AnimalCLAP addresses zero-shot species recognition from vocalizations—a critical challenge for biodiversity monitoring when training data is scarce for rare species. The core idea is to inject hierarchical taxonomic knowledge (class, order, family, genus, species) into audio-text contrastive learning via multiple prompt templates, paired with a large dataset of 4,225 hours covering 6,823 species annotated with 22 ecological traits. This matters because it enables automated monitoring in visually occluded habitats like dense forests while inferring biological traits directly from sound.

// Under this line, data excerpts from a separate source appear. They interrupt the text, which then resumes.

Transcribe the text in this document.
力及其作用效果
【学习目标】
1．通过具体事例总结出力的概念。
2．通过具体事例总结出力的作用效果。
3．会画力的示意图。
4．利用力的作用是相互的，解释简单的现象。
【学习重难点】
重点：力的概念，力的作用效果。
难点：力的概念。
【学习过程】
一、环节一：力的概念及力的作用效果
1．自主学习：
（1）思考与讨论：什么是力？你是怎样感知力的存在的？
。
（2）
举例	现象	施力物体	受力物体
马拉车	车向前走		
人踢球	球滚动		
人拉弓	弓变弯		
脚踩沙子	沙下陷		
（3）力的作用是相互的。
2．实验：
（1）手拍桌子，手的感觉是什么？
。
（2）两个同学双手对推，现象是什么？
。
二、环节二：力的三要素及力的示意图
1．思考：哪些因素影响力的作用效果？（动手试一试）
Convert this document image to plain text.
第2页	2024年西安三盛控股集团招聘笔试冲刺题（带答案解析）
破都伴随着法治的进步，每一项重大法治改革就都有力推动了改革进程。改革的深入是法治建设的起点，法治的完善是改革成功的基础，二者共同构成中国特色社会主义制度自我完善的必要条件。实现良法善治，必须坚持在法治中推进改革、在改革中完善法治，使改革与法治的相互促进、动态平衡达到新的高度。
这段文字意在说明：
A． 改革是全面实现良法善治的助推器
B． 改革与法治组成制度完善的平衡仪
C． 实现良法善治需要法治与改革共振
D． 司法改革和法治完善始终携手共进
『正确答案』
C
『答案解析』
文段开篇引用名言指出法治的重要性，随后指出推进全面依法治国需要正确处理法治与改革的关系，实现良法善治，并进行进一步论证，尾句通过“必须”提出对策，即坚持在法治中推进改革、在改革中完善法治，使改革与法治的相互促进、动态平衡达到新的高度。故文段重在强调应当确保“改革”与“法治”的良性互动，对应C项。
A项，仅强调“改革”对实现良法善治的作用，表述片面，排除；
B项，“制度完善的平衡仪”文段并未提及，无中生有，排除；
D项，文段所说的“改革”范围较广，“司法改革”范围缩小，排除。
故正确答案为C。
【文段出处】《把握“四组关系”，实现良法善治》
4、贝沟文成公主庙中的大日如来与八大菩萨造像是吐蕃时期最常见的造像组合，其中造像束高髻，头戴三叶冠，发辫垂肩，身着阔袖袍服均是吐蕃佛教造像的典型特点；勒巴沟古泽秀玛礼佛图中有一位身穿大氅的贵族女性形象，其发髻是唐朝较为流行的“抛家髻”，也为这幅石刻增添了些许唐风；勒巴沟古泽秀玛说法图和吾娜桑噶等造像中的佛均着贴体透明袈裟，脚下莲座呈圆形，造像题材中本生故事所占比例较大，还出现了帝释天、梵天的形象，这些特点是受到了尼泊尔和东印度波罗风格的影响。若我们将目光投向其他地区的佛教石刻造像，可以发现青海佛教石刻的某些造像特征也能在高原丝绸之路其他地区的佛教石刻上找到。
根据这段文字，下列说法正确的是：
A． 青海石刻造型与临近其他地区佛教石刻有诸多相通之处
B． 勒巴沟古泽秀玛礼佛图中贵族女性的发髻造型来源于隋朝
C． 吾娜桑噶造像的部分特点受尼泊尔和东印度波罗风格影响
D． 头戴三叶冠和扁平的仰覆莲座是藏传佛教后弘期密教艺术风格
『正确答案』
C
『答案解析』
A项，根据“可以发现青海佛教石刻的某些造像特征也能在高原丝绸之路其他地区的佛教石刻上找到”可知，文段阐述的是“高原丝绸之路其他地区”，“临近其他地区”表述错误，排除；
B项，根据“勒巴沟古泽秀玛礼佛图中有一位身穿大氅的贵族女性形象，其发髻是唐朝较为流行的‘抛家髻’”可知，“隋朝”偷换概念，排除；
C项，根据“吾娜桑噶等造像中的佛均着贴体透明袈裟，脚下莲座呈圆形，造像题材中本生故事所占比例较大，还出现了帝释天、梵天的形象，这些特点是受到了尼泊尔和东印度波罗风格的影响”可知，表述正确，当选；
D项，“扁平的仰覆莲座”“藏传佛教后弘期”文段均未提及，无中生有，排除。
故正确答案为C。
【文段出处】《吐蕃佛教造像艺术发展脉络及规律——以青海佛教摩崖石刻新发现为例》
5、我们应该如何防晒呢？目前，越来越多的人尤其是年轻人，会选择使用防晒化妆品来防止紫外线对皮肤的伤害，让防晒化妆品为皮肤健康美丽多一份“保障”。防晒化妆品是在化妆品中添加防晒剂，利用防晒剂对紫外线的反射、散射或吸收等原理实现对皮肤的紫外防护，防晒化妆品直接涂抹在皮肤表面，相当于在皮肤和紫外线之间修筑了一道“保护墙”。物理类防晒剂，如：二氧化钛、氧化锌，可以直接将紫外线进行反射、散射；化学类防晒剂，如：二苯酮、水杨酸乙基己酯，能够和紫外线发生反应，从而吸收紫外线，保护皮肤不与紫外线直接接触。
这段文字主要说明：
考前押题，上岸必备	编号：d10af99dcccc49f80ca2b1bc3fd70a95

MultiBind targets a critical blind spot in evaluating multi-subject image generators: cross-subject attribute misbinding, where models assign jackets, smiles, or poses to the wrong person. The benchmark grounds each test case in a real photograph (508 instances, 2–4 human subjects each) and provides slot-ordered crops, masks, background references, and long entity-indexed prompts (~474 words). Its core technical idea is the delta-matrix evaluation: for each attribute dimension $d$, compute $\Delta^{(d)} = S_{\mathrm{gen}}^{(d)} - S_{\mathrm{gt}}^{(d)}$, subtracting ground-truth subject similarities from generated-to-ground-truth similarities to isolate generation-induced confusion from natural subject resemblance. This separates self-degradation (diagonal) from cross-subject interference (off-diagonal) and exposes interpretable failure modes—drift, swap, dominance, and blending—that holistic metrics like CLIP or FID miss.
This paper challenges the monolithic paradigm in pose-free feed-forward 3D Gaussian Splatting (3DGS), where a single network jointly estimates camera poses and synthesizes Gaussians. The authors propose 2Xplat, a modular two-expert framework that decouples geometry estimation (using Depth Anything 3) from appearance synthesis (using Multi-view Pyramid Transformer) via an explicit pose interface. The core claim is that separating these concerns enables superior training efficiency (<5K iterations) and novel-view synthesis quality competitive with posed methods, challenging the assumption that unified architectures are optimal.
Multi-Object Tracking (MOT) models often degrade during inference due to distribution shifts between training and test data. This paper proposes TCEI (Test-time Calibration from Experience and Intuition), a cognitive-inspired framework that uses transient memory for short-term guidance and accumulated experience for long-term calibration. Unlike traditional TTA methods that require backpropagation, TCEI operates entirely via forward propagation, adapting identity predictions in real-time without additional training.